Monday, October 21, 2013

Concert Review: The Start of Something Big

The London Symphony Orchestra returns to Lincoln Center.
by Paul J. Pelkonen
Bernard Haitink returned to Lincoln Center with the London Symphony Orchestra.
Photo by Todd Rosenberg, courtesy Lincoln Center for the Performing Arts.
The meteoric rise of Dmitri Shostakovich as one of Soviet Russia's most brilliant composers came to a screeching halt in 1936, when the dictator Josef Stalin attended one of his operas, Lady Macbeth of the Mtsensk District. The fall-out from Stalin's displeasure (which included an infamous Pravda editorial) led Shostakovich to quietly withdraw his Fourth Symphony from rehearsals. Locked away in a desk drawer, the work would not be heard until 1961.

On Sunday afternoon at Avery Fisher Hall, Bernard Haitink and the London Symphony Orchestra made a good case for the long, difficult Fourth as one of the composer's finest compositional achievements--and its composer's first important statement as a symphonist. (The First is a student piece, while the Second and Third are examples of Party propaganda.) It was fitting that this work was paired with Mozart's Piano Concerto No. 9--that composer's first mature statement in a genre that he would come to master. This concert was the first of this year's Great Performers at Lincoln Center, an annual series of orchestral concerts and chamber works.

The soloist for the Mozart concerto was Emanuel Ax. Mr. Ax played with warmth and agility while hinting at reservoirs of power beneath the surface. He was well-matched with Mr. Haitink, who chose a slightly expanded orchestra for the accompaniment. This perfectly framed Mr. Ax's performance of Mozart's original cadenzas. The result was graceful with a hint of old-fashioned virtuosity--and there's nothing wrong in that.

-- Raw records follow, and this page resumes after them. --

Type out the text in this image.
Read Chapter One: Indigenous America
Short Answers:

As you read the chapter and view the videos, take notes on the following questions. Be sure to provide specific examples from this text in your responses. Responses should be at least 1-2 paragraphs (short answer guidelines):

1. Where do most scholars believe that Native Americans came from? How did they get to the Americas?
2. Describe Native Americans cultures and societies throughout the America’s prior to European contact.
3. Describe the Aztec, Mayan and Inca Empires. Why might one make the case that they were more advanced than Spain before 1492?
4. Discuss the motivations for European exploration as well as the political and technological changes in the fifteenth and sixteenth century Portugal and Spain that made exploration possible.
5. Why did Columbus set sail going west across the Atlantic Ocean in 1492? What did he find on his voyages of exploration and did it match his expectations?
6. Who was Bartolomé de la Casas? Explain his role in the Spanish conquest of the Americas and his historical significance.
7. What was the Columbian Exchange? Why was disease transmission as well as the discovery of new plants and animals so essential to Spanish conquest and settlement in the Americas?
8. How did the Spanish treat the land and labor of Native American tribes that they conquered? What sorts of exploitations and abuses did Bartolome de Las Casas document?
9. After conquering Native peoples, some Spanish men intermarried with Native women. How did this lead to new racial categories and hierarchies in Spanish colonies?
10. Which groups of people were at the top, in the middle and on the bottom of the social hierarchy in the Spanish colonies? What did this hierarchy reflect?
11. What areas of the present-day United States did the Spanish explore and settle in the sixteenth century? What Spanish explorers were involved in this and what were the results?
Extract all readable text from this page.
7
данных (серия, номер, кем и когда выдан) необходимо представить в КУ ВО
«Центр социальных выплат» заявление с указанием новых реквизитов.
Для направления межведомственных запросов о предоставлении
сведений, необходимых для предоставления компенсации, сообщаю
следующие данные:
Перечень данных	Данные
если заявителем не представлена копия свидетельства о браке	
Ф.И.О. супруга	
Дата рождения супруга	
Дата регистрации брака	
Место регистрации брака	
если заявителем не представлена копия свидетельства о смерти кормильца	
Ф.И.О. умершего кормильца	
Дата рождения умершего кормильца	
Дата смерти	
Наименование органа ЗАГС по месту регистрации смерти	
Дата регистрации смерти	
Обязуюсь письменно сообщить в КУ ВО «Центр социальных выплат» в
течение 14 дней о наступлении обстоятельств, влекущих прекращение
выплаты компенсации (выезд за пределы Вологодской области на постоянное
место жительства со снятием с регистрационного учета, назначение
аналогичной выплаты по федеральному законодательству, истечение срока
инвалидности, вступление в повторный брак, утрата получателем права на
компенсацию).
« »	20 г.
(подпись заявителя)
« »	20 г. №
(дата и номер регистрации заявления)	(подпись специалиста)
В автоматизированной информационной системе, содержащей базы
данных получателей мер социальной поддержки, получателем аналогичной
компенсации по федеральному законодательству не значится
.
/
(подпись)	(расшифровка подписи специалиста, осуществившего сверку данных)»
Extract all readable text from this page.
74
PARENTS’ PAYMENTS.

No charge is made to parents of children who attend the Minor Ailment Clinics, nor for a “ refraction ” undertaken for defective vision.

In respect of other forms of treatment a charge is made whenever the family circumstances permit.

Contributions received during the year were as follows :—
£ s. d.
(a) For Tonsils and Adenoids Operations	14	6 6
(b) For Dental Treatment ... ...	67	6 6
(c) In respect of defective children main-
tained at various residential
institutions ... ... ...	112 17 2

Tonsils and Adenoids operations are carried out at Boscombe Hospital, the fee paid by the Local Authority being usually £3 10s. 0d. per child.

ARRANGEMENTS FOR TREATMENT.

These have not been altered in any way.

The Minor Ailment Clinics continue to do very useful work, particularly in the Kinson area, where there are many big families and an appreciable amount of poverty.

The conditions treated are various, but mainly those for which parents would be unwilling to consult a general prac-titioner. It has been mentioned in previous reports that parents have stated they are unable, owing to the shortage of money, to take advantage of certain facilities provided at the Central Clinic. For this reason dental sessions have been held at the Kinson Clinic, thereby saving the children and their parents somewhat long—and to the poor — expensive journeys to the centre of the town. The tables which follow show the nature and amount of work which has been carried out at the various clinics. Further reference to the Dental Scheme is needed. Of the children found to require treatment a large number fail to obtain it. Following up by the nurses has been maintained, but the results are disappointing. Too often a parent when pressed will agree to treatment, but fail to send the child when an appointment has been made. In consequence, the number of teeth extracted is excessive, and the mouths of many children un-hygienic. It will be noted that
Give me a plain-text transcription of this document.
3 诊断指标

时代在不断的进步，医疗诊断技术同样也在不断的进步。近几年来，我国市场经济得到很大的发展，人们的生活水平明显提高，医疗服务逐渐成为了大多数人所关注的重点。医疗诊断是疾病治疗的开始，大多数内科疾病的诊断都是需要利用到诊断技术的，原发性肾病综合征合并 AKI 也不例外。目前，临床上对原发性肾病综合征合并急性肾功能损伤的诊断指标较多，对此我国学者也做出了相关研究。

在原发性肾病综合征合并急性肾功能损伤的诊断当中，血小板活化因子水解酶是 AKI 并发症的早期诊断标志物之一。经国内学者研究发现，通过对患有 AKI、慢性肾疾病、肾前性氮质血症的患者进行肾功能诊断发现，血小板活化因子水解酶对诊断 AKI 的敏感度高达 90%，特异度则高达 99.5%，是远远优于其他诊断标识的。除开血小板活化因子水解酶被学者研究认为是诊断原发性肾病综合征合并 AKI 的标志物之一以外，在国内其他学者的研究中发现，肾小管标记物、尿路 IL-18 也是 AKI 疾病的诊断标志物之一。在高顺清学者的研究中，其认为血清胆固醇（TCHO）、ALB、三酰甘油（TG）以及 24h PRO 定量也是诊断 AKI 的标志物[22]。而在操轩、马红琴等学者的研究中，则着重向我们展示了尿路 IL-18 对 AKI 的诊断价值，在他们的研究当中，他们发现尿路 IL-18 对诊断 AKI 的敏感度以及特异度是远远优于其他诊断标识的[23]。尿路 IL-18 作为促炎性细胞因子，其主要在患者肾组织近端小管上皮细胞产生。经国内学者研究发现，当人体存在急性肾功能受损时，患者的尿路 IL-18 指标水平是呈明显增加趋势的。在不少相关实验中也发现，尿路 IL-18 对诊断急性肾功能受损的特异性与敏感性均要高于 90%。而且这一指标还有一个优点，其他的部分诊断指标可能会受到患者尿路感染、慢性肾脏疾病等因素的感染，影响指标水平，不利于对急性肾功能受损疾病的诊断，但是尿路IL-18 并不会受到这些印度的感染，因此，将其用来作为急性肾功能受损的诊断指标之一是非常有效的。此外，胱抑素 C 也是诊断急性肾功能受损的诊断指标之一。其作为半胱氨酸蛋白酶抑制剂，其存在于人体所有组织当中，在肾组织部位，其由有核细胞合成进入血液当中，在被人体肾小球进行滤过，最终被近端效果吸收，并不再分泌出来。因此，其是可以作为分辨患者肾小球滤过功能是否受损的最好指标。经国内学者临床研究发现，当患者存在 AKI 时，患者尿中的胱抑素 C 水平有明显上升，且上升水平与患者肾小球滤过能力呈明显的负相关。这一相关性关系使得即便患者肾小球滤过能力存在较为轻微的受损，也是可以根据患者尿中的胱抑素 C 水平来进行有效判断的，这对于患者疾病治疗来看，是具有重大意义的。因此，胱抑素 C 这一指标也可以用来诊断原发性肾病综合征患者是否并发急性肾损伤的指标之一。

Even if the Symphony No. 4 hadn't waited 25 years for its first public performance, it would still be a controversial work. Shostakovich gleefully threw out the rule book of composition, employing gigantic orchestral forces (quadruple horns and wind, six percussionists, two timpani players) and an unusual three-movement format with two enormous outer movements bracketing a small dance movement in the middle. The elaborate structure owes much to the later works of Gustav Mahler--particularly that composer's Seventh and (unfinished) Tenth Symphonies.

The first movement opened in the middle of a musical argument between loud tutti blasts of the orchestra and the xylophone. This gives way to a bustly, jogging march, with Mr. Haitink providing a steady ostinato rhythm, sometimes barely moving his shoulders as he led the orchestra forward with his trademark laissez-faire style. One gets the idea of obsessive repetion, the sound of the composer solving musical problems through cumulative orchestral ideas coupled with  the sheer brute force of sound. The jogging figure keeps coming back, hidden in variations, solos and short ensembles lesser-used instruments.

All this is interrupted--seemingly in the middle of the development by a fast fugato, a descending web of counterpoint which illuminated the strength of the LSO string players as they raced pell-mell through the interlocking melodic lines. This sets up the material of the middle movement, a propulsive Scherzo that combines the first movement's Mahlerian ideas with more than a hint of Russian melancholy.

If the first two movements were impressive, the third (which is really two separate musical ideas played as one long piece of music) was even more so. Mournful bassoons led the movement off with a slow, funereal figure, answered by English horn. Shostakovich then transits to a fast, almost lively tine again led off by the bassoons and answered by slashing, almost folksy chords from the strings. The work ends twice. First, there's a coda presented as a blast of orchestral fireworks in a seeming "crowd-pleasing" gesture. This jubilant bit of noise is immediately undercut by a repeition of the same melodic ideas in muted, brass, a string tremolo and low notes on the celesta. This ghostly orchestration is Shostakovich's real persona at last--fearful, anxious and questioning the validity if what he has just written.